Bank Of Ireland Expects Lending To Halve

11 May 2020 | 08.51 am

Bank Of Ireland Expects Lending To Halve

Q1 2020 management statement

11 May 2020 | 08.51 am

Bank of Ireland has outlined its expectations for reduced business activity through 2020 in a Q1 management statement.

The bank says that Covid-19 is having a material impact, with lower business activity impacting gross lending volumes. New lending this year could be between 50% to 70% of 2019 volumes, which amounted to €16.5 billion.

Business income is expected to be 30% to 40% lower due to reduced economic activity, the bank stated.

Bank of Ireland expects increased impairment and loan losses over the course of 2020 but insists that in a range of scenarios its fully loaded CET1 ratio would remain above its previous minimum regulatory capital requirement.

CEO Francesca McDonagh (pictured) said the bank has approved 86,000 payment breaks for customers in Ireland and the UK since mid-March.

“The economic outlook for our core markets in Ireland and the UK has deteriorated, with reduced levels of activity across our businesses,” she added. “The economic effects will have a material impact on the group’s 2020 financial performance. The full impact remains uncertain and will be driven by the duration of Covid-19 restrictions and the successful reopening of the Irish and UK economies.”

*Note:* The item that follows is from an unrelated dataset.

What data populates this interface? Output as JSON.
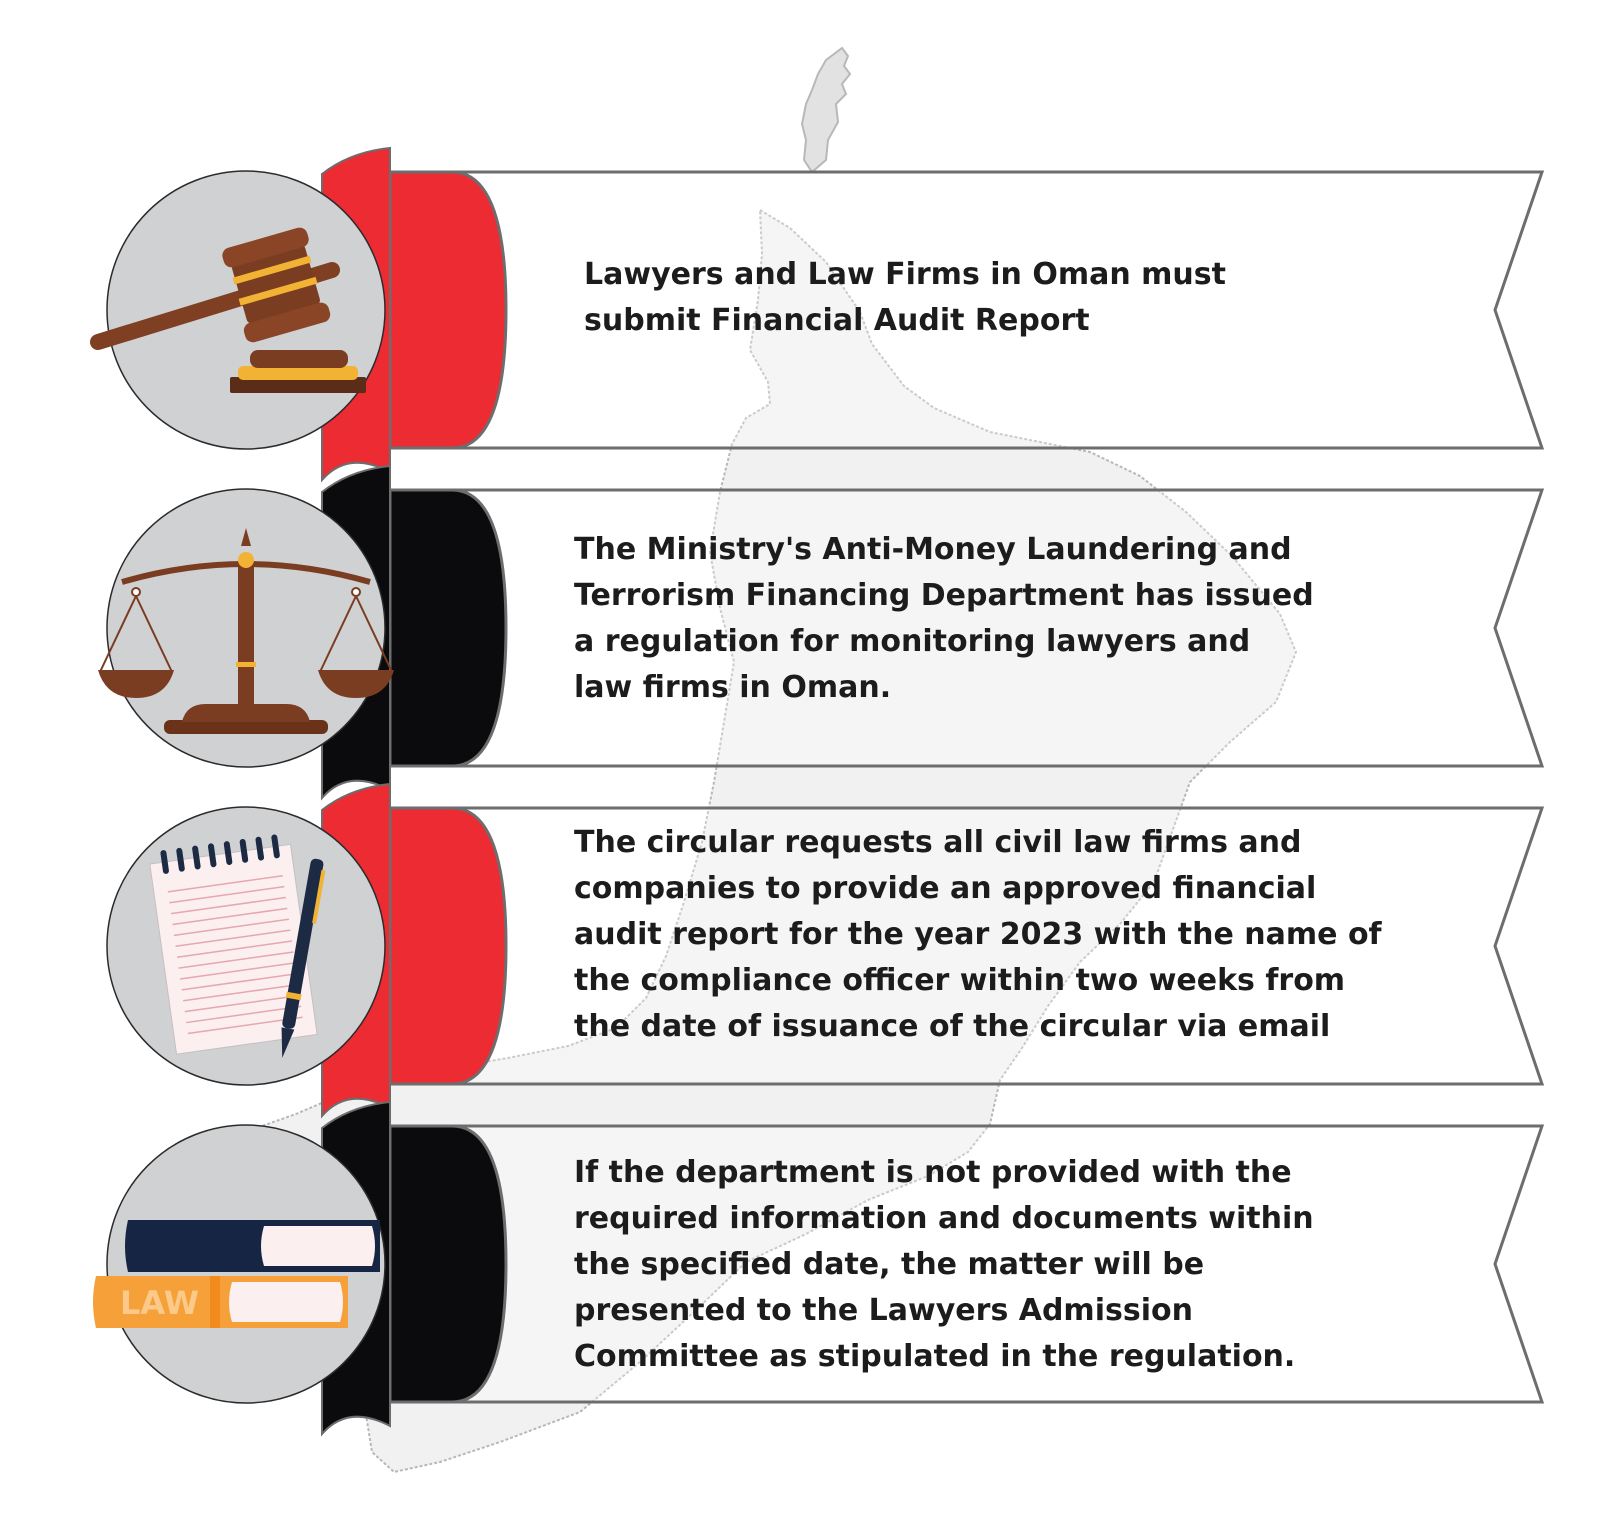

The bank booked a Q1 impairment charge of €266m. This largely relates to what the bank describes as a €250m ‘management overlay’, reflecting the initial impact of the deteriorating economic environment.

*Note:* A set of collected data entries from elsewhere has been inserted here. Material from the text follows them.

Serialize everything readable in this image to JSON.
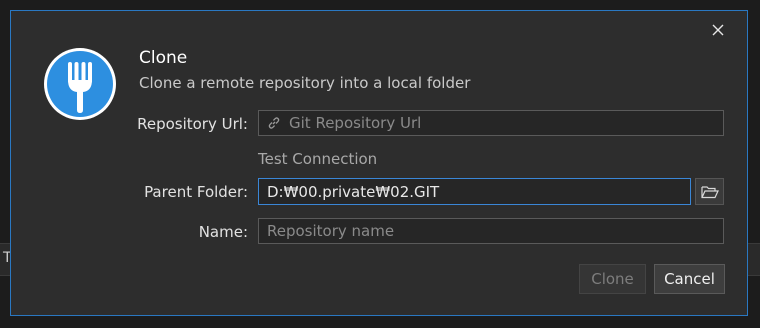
{
  "backdrop": {
    "partial_text": "T"
  },
  "dialog": {
    "title": "Clone",
    "subtitle": "Clone a remote repository into a local folder",
    "close_icon": "close-icon",
    "logo_icon": "fork-logo-icon",
    "colors": {
      "accent": "#2a78c2",
      "logo_bg": "#2d8fe0"
    }
  },
  "form": {
    "repo_url": {
      "label": "Repository Url:",
      "value": "",
      "placeholder": "Git Repository Url",
      "icon": "link-icon"
    },
    "test_connection": "Test Connection",
    "parent_folder": {
      "label": "Parent Folder:",
      "value": "D:\\00.private\\02.GIT",
      "display_value": "D:₩00.private₩02.GIT",
      "browse_icon": "folder-open-icon"
    },
    "name": {
      "label": "Name:",
      "value": "",
      "placeholder": "Repository name"
    }
  },
  "actions": {
    "clone_label": "Clone",
    "cancel_label": "Cancel"
  }
}
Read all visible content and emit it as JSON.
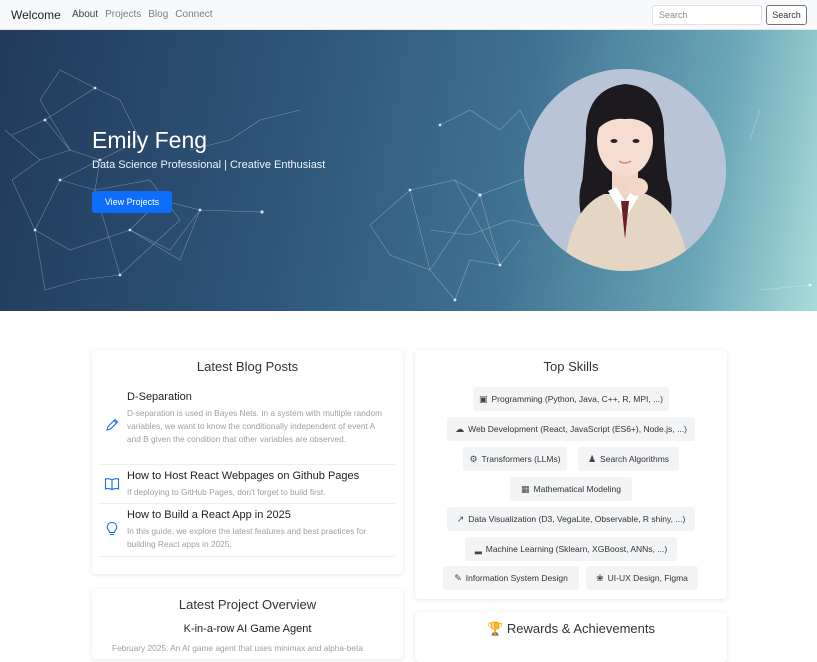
{
  "navbar": {
    "brand": "Welcome",
    "links": [
      "About",
      "Projects",
      "Blog",
      "Connect"
    ],
    "search_placeholder": "Search",
    "search_button": "Search"
  },
  "hero": {
    "name": "Emily Feng",
    "subtitle": "Data Science Professional | Creative Enthusiast",
    "button": "View Projects"
  },
  "blog": {
    "title": "Latest Blog Posts",
    "posts": [
      {
        "icon": "pencil-icon",
        "title": "D-Separation",
        "description": "D-separation is used in Bayes Nets. In a system with multiple random variables, we want to know the conditionally independent of event A and B given the condition that other variables are observed."
      },
      {
        "icon": "book-icon",
        "title": "How to Host React Webpages on Github Pages",
        "description": "If deploying to GitHub Pages, don't forget to build first."
      },
      {
        "icon": "lightbulb-icon",
        "title": "How to Build a React App in 2025",
        "description": "In this guide, we explore the latest features and best practices for building React apps in 2025."
      }
    ]
  },
  "skills": {
    "title": "Top Skills",
    "items": [
      {
        "label": "Programming (Python, Java, C++, R, MPI, ...)",
        "icon": "terminal-icon"
      },
      {
        "label": "Web Development (React, JavaScript (ES6+), Node.js, ...)",
        "icon": "cloud-icon"
      },
      {
        "label": "Transformers (LLMs)",
        "icon": "chip-icon"
      },
      {
        "label": "Search Algorithms",
        "icon": "diagram-icon"
      },
      {
        "label": "Mathematical Modeling",
        "icon": "calculator-icon"
      },
      {
        "label": "Data Visualization (D3, VegaLite, Observable, R shiny, ...)",
        "icon": "line-chart-icon"
      },
      {
        "label": "Machine Learning (Sklearn, XGBoost, ANNs, ...)",
        "icon": "bar-chart-icon"
      },
      {
        "label": "Information System Design",
        "icon": "pencil-icon"
      },
      {
        "label": "UI-UX Design, Figma",
        "icon": "palette-icon"
      }
    ]
  },
  "project": {
    "title": "Latest Project Overview",
    "name": "K-in-a-row AI Game Agent",
    "description": "February 2025: An AI game agent that uses minimax and alpha-beta"
  },
  "rewards": {
    "icon": "trophy-icon",
    "title": "Rewards & Achievements"
  },
  "colors": {
    "primary": "#0d6efd",
    "hero_dark": "#223a5b",
    "hero_light": "#a9dcdc"
  }
}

“In the quarter, the group did not experience loan loss outcomes related to Covid-19, and this initial charge does not reflect any material migration from Stage 1 to Stage 2 loans,” the bank stated.

Customer loan volumes were €79.6 billion at the end of March 2020, an increase of €0.1 billion since the end of December 2019, or €1.4 billion on a constant currency basis.

The group’s market share of new mortgage lending in Ireland in Q1 increased to 26%.